There have been a lot of adaptations of Pride & Prejudice, some of which have been faithful to Jane Austen’s original story and setting, while others have brought it to the modern day (the web series The Lizzie Bennet Diaries), transplanted the tale to India (Bride & Prejudice) and even added in the undead (Pride & Prejudice & Zombies). Now the story has been retold with a gay twist, and a few other alterations to make it feel more modern.
Elizabeth Bennett has become Ben Bennett, a gay man working as a respected attorney in rural Virginia. He first comes across Lee Darcy when the rough-hewn welder is accused of domestic assault – although neither Lee nor his girlfriend claim to know exactly how she fell and hit her head. Ben doesn’t initially seem impressed with this man, managing to accidentally insult him at the courthouse due to his rather arrogant attitudes and quickness to judge.
As a result, the hard-drinking Ben takes an instant dislike to Lee, as does his homophobic girlfriend. However, the more Lee sees of Ben, the more he begins to believe he misjudged the man, and that it was too easy for both him and the criminal justice system to see him as a wife-beater. As Lee begins to fall for Ben, he starts to hope that maybe Ben can develop feelings for him too – although Darcy is insistent that he is straight.
As you can tell, there are quite a few changes from Austen’s original tale, and not just in terms of the character’s sexuality. Their social station and the societal attitudes are also altered – not least that the original Darcy was rich and aloof, while this Darcy is an alcoholic welder, while some of Austen’s Darcy’s attitudes are transplanted across to Ben Bennett. This allows the tale to explore how we judge people nowadays beyond purely their rigid class position. There’s also a hint towards sexuality in the modern age being the equivalent of marrying outside your class in the past. Indeed, it does a good job of drawing parallels between Ben’s confusion over his sexuality to the original novel’s discussion of the conflict between what people feel society is telling them to do, and what their heart wants them to do.
However, Before The Fall could have done with being a little tighter in both its plot and its characterisations, as while it has some interesting ideas, they have a tendency to float over the film rather than feeling 100% tied into it.

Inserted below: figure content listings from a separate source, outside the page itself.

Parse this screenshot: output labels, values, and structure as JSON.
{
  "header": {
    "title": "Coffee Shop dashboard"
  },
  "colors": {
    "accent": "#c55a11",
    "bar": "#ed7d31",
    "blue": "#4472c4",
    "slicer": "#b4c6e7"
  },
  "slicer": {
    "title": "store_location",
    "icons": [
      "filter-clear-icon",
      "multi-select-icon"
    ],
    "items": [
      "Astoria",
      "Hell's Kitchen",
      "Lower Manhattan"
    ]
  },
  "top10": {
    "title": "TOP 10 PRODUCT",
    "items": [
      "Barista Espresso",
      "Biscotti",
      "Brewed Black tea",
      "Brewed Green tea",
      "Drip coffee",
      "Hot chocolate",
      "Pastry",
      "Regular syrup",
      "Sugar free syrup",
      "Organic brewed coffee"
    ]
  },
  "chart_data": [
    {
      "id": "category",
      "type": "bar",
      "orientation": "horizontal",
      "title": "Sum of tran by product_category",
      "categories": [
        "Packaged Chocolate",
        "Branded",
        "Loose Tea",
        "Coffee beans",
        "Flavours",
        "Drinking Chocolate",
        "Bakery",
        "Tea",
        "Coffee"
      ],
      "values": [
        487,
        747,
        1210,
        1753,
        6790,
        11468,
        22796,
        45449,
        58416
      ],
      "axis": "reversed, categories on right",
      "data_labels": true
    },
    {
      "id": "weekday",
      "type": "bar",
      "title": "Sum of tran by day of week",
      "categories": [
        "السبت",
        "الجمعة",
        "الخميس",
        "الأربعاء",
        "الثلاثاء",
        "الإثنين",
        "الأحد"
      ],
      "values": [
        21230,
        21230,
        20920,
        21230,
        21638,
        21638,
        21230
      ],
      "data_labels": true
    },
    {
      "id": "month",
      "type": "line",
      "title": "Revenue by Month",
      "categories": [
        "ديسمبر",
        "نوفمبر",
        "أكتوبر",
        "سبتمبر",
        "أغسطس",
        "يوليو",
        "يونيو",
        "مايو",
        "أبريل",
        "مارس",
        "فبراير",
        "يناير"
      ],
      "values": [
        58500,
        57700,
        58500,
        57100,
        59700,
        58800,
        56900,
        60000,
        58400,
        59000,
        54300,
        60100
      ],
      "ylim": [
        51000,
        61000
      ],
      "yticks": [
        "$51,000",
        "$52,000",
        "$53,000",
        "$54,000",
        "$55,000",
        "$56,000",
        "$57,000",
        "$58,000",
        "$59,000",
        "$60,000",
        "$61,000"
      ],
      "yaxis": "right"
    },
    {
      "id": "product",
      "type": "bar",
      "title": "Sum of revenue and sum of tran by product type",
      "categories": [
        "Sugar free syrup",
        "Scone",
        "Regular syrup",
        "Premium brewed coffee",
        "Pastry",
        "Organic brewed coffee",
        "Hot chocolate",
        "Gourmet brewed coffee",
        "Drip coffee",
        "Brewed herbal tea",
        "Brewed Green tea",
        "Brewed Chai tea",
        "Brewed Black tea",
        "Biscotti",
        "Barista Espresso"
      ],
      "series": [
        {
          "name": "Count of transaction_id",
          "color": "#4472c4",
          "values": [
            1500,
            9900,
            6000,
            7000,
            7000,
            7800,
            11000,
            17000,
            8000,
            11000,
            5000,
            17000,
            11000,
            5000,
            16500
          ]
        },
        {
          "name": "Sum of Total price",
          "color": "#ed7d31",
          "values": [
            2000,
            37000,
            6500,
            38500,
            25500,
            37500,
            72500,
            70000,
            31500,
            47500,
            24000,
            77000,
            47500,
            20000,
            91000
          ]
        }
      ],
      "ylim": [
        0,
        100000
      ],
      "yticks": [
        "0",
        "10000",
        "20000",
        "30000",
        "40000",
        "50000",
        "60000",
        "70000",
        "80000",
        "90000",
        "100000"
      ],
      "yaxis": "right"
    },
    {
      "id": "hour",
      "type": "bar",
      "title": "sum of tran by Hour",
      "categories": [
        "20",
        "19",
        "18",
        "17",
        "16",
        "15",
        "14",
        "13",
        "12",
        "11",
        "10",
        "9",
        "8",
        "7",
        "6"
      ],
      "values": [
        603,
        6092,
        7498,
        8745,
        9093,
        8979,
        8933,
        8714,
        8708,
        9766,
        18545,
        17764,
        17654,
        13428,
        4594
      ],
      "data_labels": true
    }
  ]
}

There’s also a slight gay-movie sense of melodrama masquerading as romantic longing, which has a tendency to slow the film down and result in it lacking the sense of emotional urgency that might have helped it.
However, it’s still a watchable movie, even if the emotional leaps the characters go through flirt on the edge of believability – which is admittedly an often ignored problem with Austen’s novel. Ethan Sharrett and Chase Conner are also charming as the lead characters. There are times when the movie feels like it’s tipping towards making both Lee and Ben victims of their own lives rather than active participants in them, but the movie always pulls itself back from this, particularly towards the end, helped by committed performance from Sharrett and Conner.
I have a feeling that this won’t become the definitive gay take on Pride & Prejudice, as while it certainly shows the potential of the idea, there seems to be more to be mined from the premise and I’m sure one day someone will have another go. It certainly has its charms and romance, and many will enjoy its sometimes clever twists on a familiar story, as well as its willingness to consider the modern equivalents of what Austen’s novel dealt with. With its sweet earnestness, and the fact you’ll want to know whether Ben and Lee manage to work out their difference, it certainly keeps the viewer watching.
Overall Verdict: Although Before The Fall has a few issues that prevent it from being a complete success, a sense of romance and an interesting modern, gay take on Pride & Prejudice pull it through.